Physically large or obese patients and bariatric surgery patients are at greater risk as medical tourists.
Receiving doctors or hospitals and medical tourism companies must be ready to address more than the usual needs of medical tourists, or be prepared to risk the success of their medical tourism business because patients are harmed.
Weight loss surgery is a growth area in medical tourism. Medical tourists who choose weight loss surgery often do so without the help or guidance of a hometown doctor. Because of this, the medical travel facilitator, surgeon or hospital quality leader has a specific burden to protect these patients against the increased safety risks. The medical travel facilitator should review the facilities and surgeon’s qualifications to lessen the vulnerability of the bariatric tourist.
Bariatric surgery risks for medical tourists
The health care concerns of these patients extend beyond standard patient safety needs and risk avoidance issues and, for bariatric patients, beyond nutritional counseling and special diets.
Safety issues for medical tourists
According to a new report from the patient safety organization ECRI, routine hospital procedures pose unique challenges with bariatric patients, including patient handling and transport, diagnostic imaging, nursing care, airway management, and medication dosing.
These issues also profoundly affect any surgical patients with a high BMI or very tall, large men who, because of their size, may be at risk for perioperative complications such as difficult intubation, respiratory difficulties, or positioning injuries.
Safety risks checklist for medical tourism service providers
Here is a checklist to identify these safety risks, based on the ECRI report. The report shows how few hospitals meet these enhanced safety needs, even in countries where medical care is well developed.
- Physical size
One critical risk factor for these medical tourists is any marked difference in physical size between the patient and the typical nurses and hospital staff on the ward, operating suite or intensive care unit.
In countries like Thailand, Malaysia, or Korea, nurses are generally physically smaller and are often physically unable to handle a very large or heavy patient. If the patient becomes unruly or uncooperative, particularly during evening or night shifts, he may compromise an IV drip or displace critical sensors.
- Discrimination and poor attitude
Sometimes certain social customs or attitudes – on either the patient’s part or the staff – compound this physical size problem.
Bariatric patients are especially vulnerable in these situations. They are often discriminated against by nurses and hospital staff.
- Training and education
Education and training are needed to teach ward staff in safe lifting techniques for bariatric patients. Education and policy changes may be required to establish zero tolerance for discriminatory attitudes and behaviors in the hospital.
- Special equipment
In addition to standard items like bigger wheelchairs, bigger operating tables, and specially designed vehicles, some hospitals or clinics that present themselves as bariatric surgery specialists to medical tourists may consider purchasing special lifting equipment and special surgical tools and equipment, including intubation equipment for difficult airway management, specifically for these patients.
All hospitals should have the following equipment and supplies readily available.
- Bariatric beds
- Bariatric OR tables
- Bariatric wheelchairs
- Extra-large gowns, blankets, identification bracelets, blood pressure cuffs, and compression stockings
- Lateral transfer aids
- Longer needles and catheters
- Oversized chairs in public areas and exam rooms
- Patient lifts (fixed or portable models)
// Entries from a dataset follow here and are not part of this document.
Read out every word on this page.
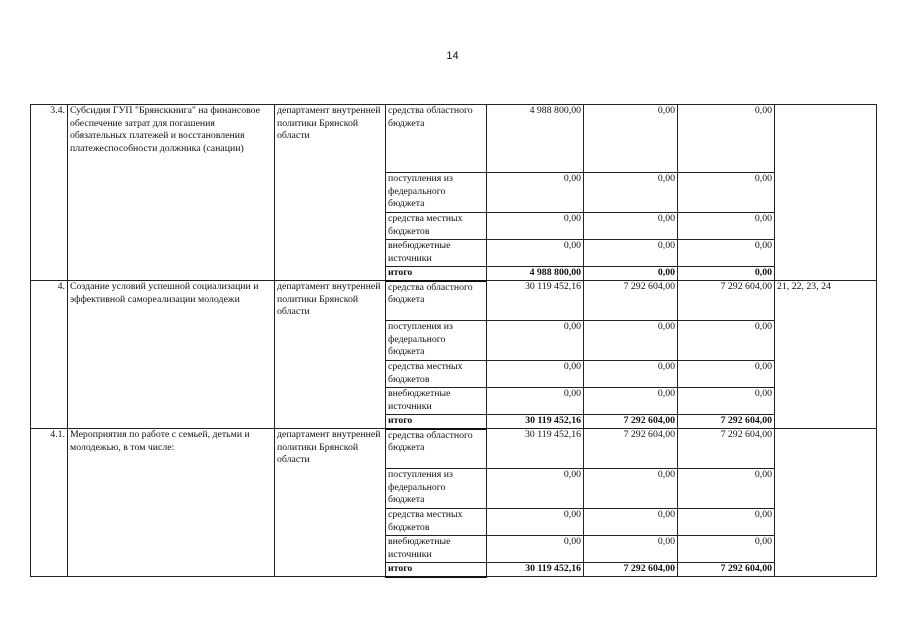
14
3.4.	Субсидия ГУП "Брянсккнига" на финансовое обеспечение затрат для погашения обязательных платежей и восстановления платежеспособности должника (санации)	департамент внутренней политики Брянской области	средства областного бюджета	4 988 800,00	0,00	0,00	
			поступления из федерального бюджета	0,00	0,00	0,00	
			средства местных бюджетов	0,00	0,00	0,00	
			внебюджетные источники	0,00	0,00	0,00	
			итого	4 988 800,00	0,00	0,00	
4.	Создание условий успешной социализации и эффективной самореализации молодежи	департамент внутренней политики Брянской области	средства областного бюджета	30 119 452,16	7 292 604,00	7 292 604,00	21, 22, 23, 24
			поступления из федерального бюджета	0,00	0,00	0,00	
			средства местных бюджетов	0,00	0,00	0,00	
			внебюджетные источники	0,00	0,00	0,00	
			итого	30 119 452,16	7 292 604,00	7 292 604,00	
4.1.	Мероприятия по работе с семьей, детьми и молодежью, в том числе:	департамент внутренней политики Брянской области	средства областного бюджета	30 119 452,16	7 292 604,00	7 292 604,00	
			поступления из федерального бюджета	0,00	0,00	0,00	
			средства местных бюджетов	0,00	0,00	0,00	
			внебюджетные источники	0,00	0,00	0,00	
			итого	30 119 452,16	7 292 604,00	7 292 604,00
- Portable bariatric commodes
- Scales (either wheelchair accessible or standing platform)
- Stretchers with adequate weight capacity and size
- Tracheal tubes that are extra-long and small in diameter
A patient’s height and weight should be provided at the time of booking the surgery to identify patients with a high BMI. If the patient’s BMI is 35 or greater, the hospital or medical travel facilitator should follow up with further questions to determine whether the patient has conditions such as sleep apnea that could mark a risk for respiratory problems.
Diagnostic testing equipment should be reviewed for suitability for patients who are overly large or obese.
Special nursing guidelines can be put in place to reduce respiratory complications. All on the ward should be aware of these guidelines, dietary and mobility restrictions. Pressure-reducing mattresses make a significant difference. Pills should first be pulverized to help bariatric patients swallow them. The medical travel facilitator may consider including a small mortar and pestle in the take-home kit for the patient.
What practices have you observed that might affect or change the risk of surgery on the larger-sized medical tourist?